Le point de départ tient souvent en quelques mots. Sa femme, en 93, qui lui a valu le Prix Médicis, parle d’une célibataire qui aime un homme marié au point d’être obsédée par son couple. Vendredi soir, en 97, adapté depuis au cinéma par Claire Denis, observe une femme et un homme qui se rencontrent par hasard dans un embouteillage, un jour de grève des transports.
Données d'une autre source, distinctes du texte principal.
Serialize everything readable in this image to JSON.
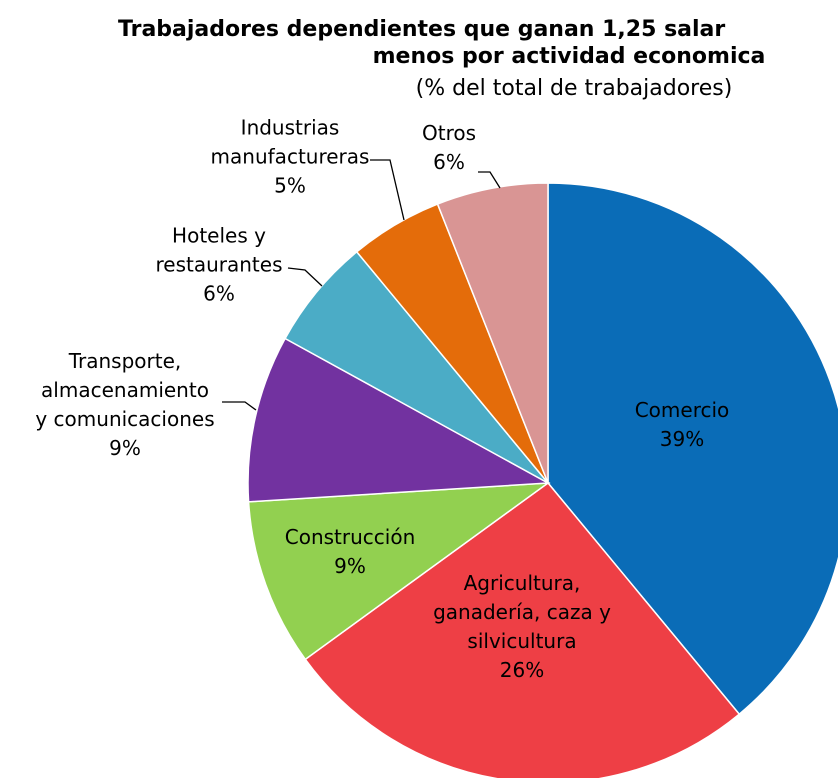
{
  "chart_data": {
    "type": "pie",
    "title": [
      "Trabajadores dependientes que ganan 1,25 salar",
      "menos por actividad economica"
    ],
    "subtitle": "(% del total de trabajadores)",
    "categories": [
      "Comercio",
      "Agricultura,\nganadería, caza y\nsilvicultura",
      "Construcción",
      "Transporte,\nalmacenamiento\ny comunicaciones",
      "Hoteles y\nrestaurantes",
      "Industrias\nmanufactureras",
      "Otros"
    ],
    "values": [
      39,
      26,
      9,
      9,
      6,
      5,
      6
    ],
    "value_labels": [
      "39%",
      "26%",
      "9%",
      "9%",
      "6%",
      "5%",
      "6%"
    ],
    "colors": [
      "#0a6cb7",
      "#ee3f45",
      "#92d050",
      "#7232a0",
      "#4bacc6",
      "#e46c0a",
      "#d99594"
    ]
  }
}
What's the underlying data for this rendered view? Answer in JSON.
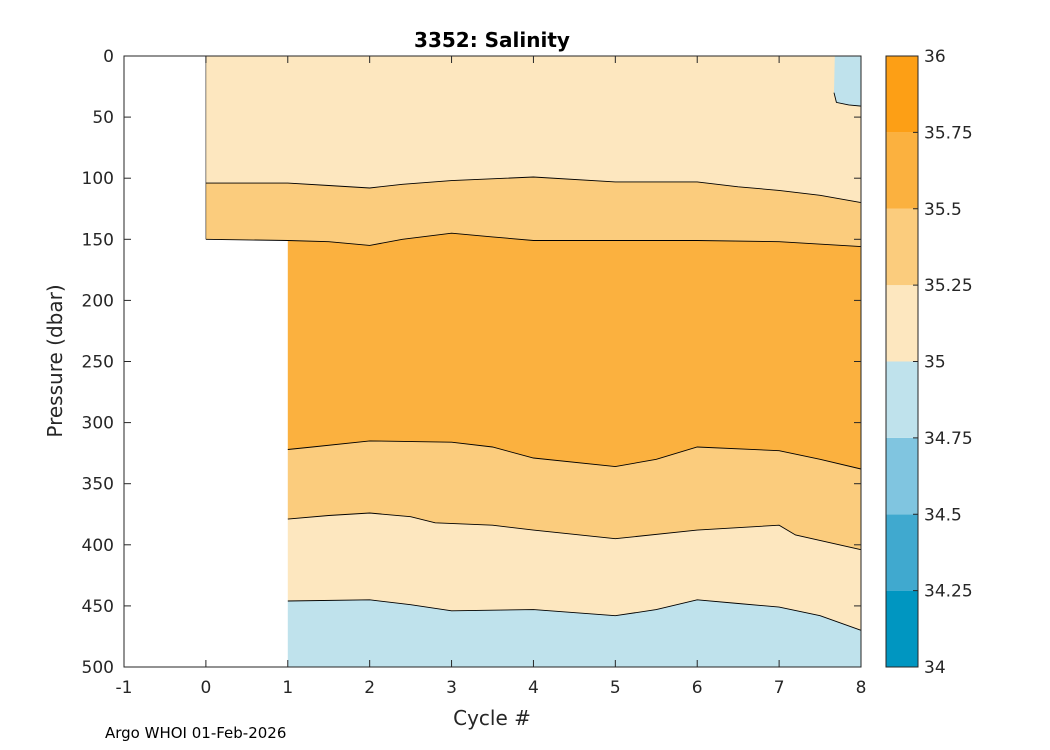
{
  "chart_data": {
    "type": "contourf",
    "title": "3352:  Salinity",
    "xlabel": "Cycle #",
    "ylabel": "Pressure (dbar)",
    "xlim": [
      -1,
      8
    ],
    "ylim": [
      0,
      500
    ],
    "y_reversed": true,
    "x_ticks": [
      "-1",
      "0",
      "1",
      "2",
      "3",
      "4",
      "5",
      "6",
      "7",
      "8"
    ],
    "y_ticks": [
      "0",
      "50",
      "100",
      "150",
      "200",
      "250",
      "300",
      "350",
      "400",
      "450",
      "500"
    ],
    "colorbar": {
      "levels": [
        34,
        34.25,
        34.5,
        34.75,
        35,
        35.25,
        35.5,
        35.75,
        36
      ],
      "tick_labels": [
        "34",
        "34.25",
        "34.5",
        "34.75",
        "35",
        "35.25",
        "35.5",
        "35.75",
        "36"
      ],
      "colors": [
        "#0096c1",
        "#40a9cf",
        "#80c5e0",
        "#bfe2ec",
        "#fde7bf",
        "#fbcc7d",
        "#fbb13f",
        "#fd9f15"
      ]
    },
    "regions": [
      {
        "name": "35.0-35.25 surface",
        "color": "#fde7bf",
        "x": [
          0,
          8
        ],
        "top": [
          [
            0,
            0
          ],
          [
            8,
            0
          ]
        ],
        "bottom": [
          [
            0,
            104
          ],
          [
            1,
            104
          ],
          [
            1.5,
            106
          ],
          [
            2,
            108
          ],
          [
            2.4,
            105
          ],
          [
            3,
            102
          ],
          [
            4,
            99
          ],
          [
            5,
            103
          ],
          [
            6,
            103
          ],
          [
            6.5,
            107
          ],
          [
            7,
            110
          ],
          [
            7.5,
            114
          ],
          [
            8,
            120
          ]
        ]
      },
      {
        "name": "34.75-35.0 surface patch",
        "color": "#bfe2ec",
        "points": [
          [
            7.68,
            0
          ],
          [
            8,
            0
          ],
          [
            8,
            41
          ],
          [
            7.85,
            40
          ],
          [
            7.7,
            38
          ],
          [
            7.67,
            30
          ]
        ]
      },
      {
        "name": "35.25-35.5 upper",
        "color": "#fbcc7d",
        "top_ref": "surface bottom",
        "bottom": [
          [
            0,
            150
          ],
          [
            1,
            151
          ],
          [
            1.5,
            152
          ],
          [
            2,
            155
          ],
          [
            2.4,
            150
          ],
          [
            3,
            145
          ],
          [
            3.5,
            148
          ],
          [
            4,
            151
          ],
          [
            5,
            151
          ],
          [
            6,
            151
          ],
          [
            7,
            152
          ],
          [
            8,
            156
          ]
        ]
      },
      {
        "name": "35.5-35.75 core",
        "color": "#fbb13f",
        "bottom": [
          [
            1,
            322
          ],
          [
            1.3,
            320
          ],
          [
            2,
            315
          ],
          [
            3,
            316
          ],
          [
            3.5,
            320
          ],
          [
            4,
            329
          ],
          [
            5,
            336
          ],
          [
            5.5,
            330
          ],
          [
            6,
            320
          ],
          [
            7,
            323
          ],
          [
            7.5,
            330
          ],
          [
            8,
            338
          ]
        ]
      },
      {
        "name": "35.25-35.5 lower",
        "color": "#fbcc7d",
        "bottom": [
          [
            1,
            379
          ],
          [
            1.5,
            376
          ],
          [
            2,
            374
          ],
          [
            2.5,
            377
          ],
          [
            2.8,
            382
          ],
          [
            3.5,
            384
          ],
          [
            4,
            388
          ],
          [
            5,
            395
          ],
          [
            6,
            388
          ],
          [
            7,
            384
          ],
          [
            7.2,
            392
          ],
          [
            8,
            404
          ]
        ]
      },
      {
        "name": "35.0-35.25 lower",
        "color": "#fde7bf",
        "bottom": [
          [
            1,
            446
          ],
          [
            2,
            445
          ],
          [
            2.5,
            449
          ],
          [
            3,
            454
          ],
          [
            4,
            453
          ],
          [
            5,
            458
          ],
          [
            5.5,
            453
          ],
          [
            6,
            445
          ],
          [
            6.5,
            448
          ],
          [
            7,
            451
          ],
          [
            7.5,
            458
          ],
          [
            8,
            470
          ]
        ]
      },
      {
        "name": "34.75-35.0 bottom",
        "color": "#bfe2ec",
        "bottom_to": 500
      }
    ]
  },
  "footer": "Argo WHOI 01-Feb-2026"
}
Et c’est aussi une rencontre amoureuse qui est à la base de Un couple, en 95.
Bouleversée par Stallone
Des récits ancrés dans le présent, mettant en scène des femmes mal dans leur vie qui soudain remettent tout en question, des personnages enfermés dans l’incommunicabilité. Une situation puisée dans sa propre expérience, qu’Emmanuelle Bernheim racontera en 2002 dans Stallone. Elle a expliqué alors combien, vingt ans plus tôt, elle avait été curieusement bouleversée par le troisième film de la célèbre série. L’histoire de ce boxeur se rendant compte qu’il passait à côté de son existence l’avait poussée elle-même à changer de vie et de travail.
Ses obsessions se retrouvaient dans son travail de scénariste. Longtemps responsable des archives photos aux Cahiers du Cinéma et compagne de Serge Toubiana, elle a travaillé en particulier avec François Ozon sur un film tel que Sous le sable, dans lequel une veuve, Charlotte Rampling, continuait à cohabiter avec son époux décédé. Elle a aussi collaboré avec Michel Houellebecq sur un scénario de Plateforme, qui ne sera finalement pas porté à l’écran.
La mort était au centre de son dernier livre. Sorti en 2013, Tout s’est bien passé est un récit où la jurée du Prix Médicis racontait le décès de son père. A 88 ans, victime d’un AVC, le collectionneur d’art André Bernheim avait réclamé de se rendre en Suisse pour choisir le moment de sa mort. Un livre fort où, entre les tracasseries administratives ubuesques, la romancière mettait à jour les liens compliqués qui peuvent exister entre un père et sa fille.